The ‘Papa Bear’ eldest is venture capitalist ‘Randall’ (Steve Carell), who mocks his physician’s dire cancer diagnosis; then there’s manic social media titan ‘Venis’ (Cory Michael Smith), the richest man in the world; and ‘Jeff’ ((Ramy Youssef), who controls an AI ‘moderation system’ to block phony AI-generated images..

The plot unfolds just after arrogant, entitled Venis (rhymes with ‘menace,’ evoking Elon Musk) releases content tools that allow users to create ‘deep fakes’ of ordinary people, flooding the Internet with disinformation. As the world plunges into chaos, violence erupts, markets collapse and governments fall.

Apparently, Jesse Armstrong hatched this idea while researching crypto-fascist tech-bro culture after reviewing Michael Lewis’s book about Sam Bankman-Fried for the Times Literary Supplement in 2023.

Armstrong began writing the script after Donald Trump won the Presidential election in 2024, and this is his directorial debut. Significantly, President Trump’s current “big, beautiful bill” contains a 10-year moratorium on state A.I. regulations.

Unfortunately, what eventually emerges are four reprehensible, almost-cartoon-like, tediously talking heads, speaking in a pretentious patois filled with ‘insider’ references, profanity and computer allusions.

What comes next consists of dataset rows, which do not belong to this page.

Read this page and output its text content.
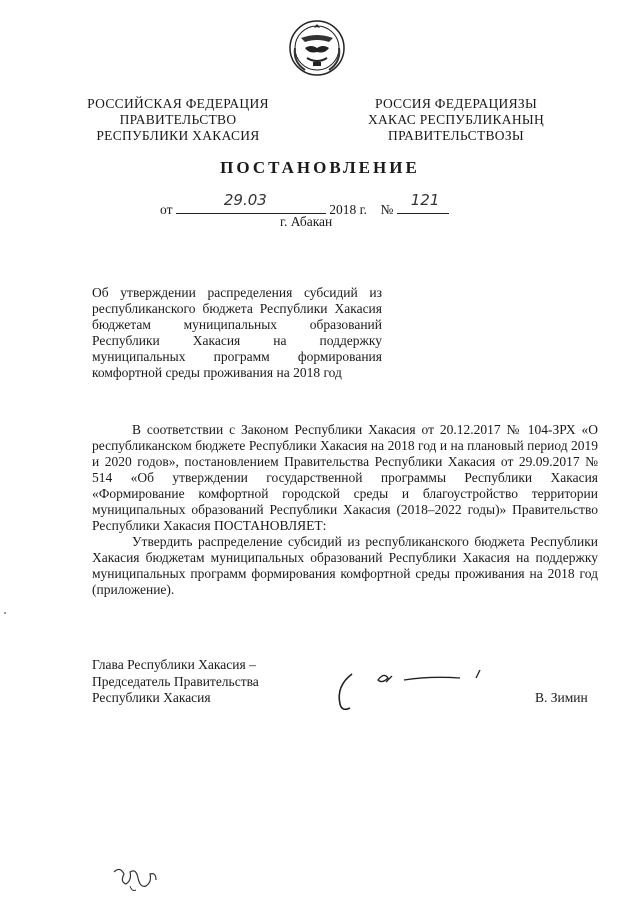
РОССИЙСКАЯ ФЕДЕРАЦИЯ
ПРАВИТЕЛЬСТВО
РЕСПУБЛИКИ ХАКАСИЯ
РОССИЯ ФЕДЕРАЦИЯЗЫ
ХАКАС РЕСПУБЛИКАНЫҢ
ПРАВИТЕЛЬСТВОЗЫ
ПОСТАНОВЛЕНИЕ
от
29.03
2018 г. №
121
г. Абакан
Об утверждении распределения субсидий из республиканского бюджета Республики Хакасия бюджетам муниципальных образований Республики Хакасия на поддержку муниципальных программ формирования комфортной среды проживания на 2018 год

В соответствии с Законом Республики Хакасия от 20.12.2017 № 104-ЗРХ «О республиканском бюджете Республики Хакасия на 2018 год и на плановый период 2019 и 2020 годов», постановлением Правительства Республики Хакасия от 29.09.2017 № 514 «Об утверждении государственной программы Республики Хакасия «Формирование комфортной городской среды и благоустройство территории муниципальных образований Республики Хакасия (2018–2022 годы)» Правительство Республики Хакасия ПОСТАНОВЛЯЕТ:

Утвердить распределение субсидий из республиканского бюджета Республики Хакасия бюджетам муниципальных образований Республики Хакасия на поддержку муниципальных программ формирования комфортной среды проживания на 2018 год (приложение).

Глава Республики Хакасия –
Председатель Правительства
Республики Хакасия	В. Зимин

On the plus side, kudos to location manager Paul Eskenazi for finding the lavish, modernist, 21,000-square-foot ski chalet perched on a peak in Deer Valley, Utah. Designed by architect Michael Upwall, it has seven bedrooms, 16 bathrooms, a basketball court, bowling alley, rock-climbing wall, steam room and sauna.

“The house didn’t just support the story,” Eskenazi told the New York Times. “It became part of it.”

On the Granger Gauge of 1 to 10, “Mountainhead” is a trivial, frightening 4, streaming on HBO/Max.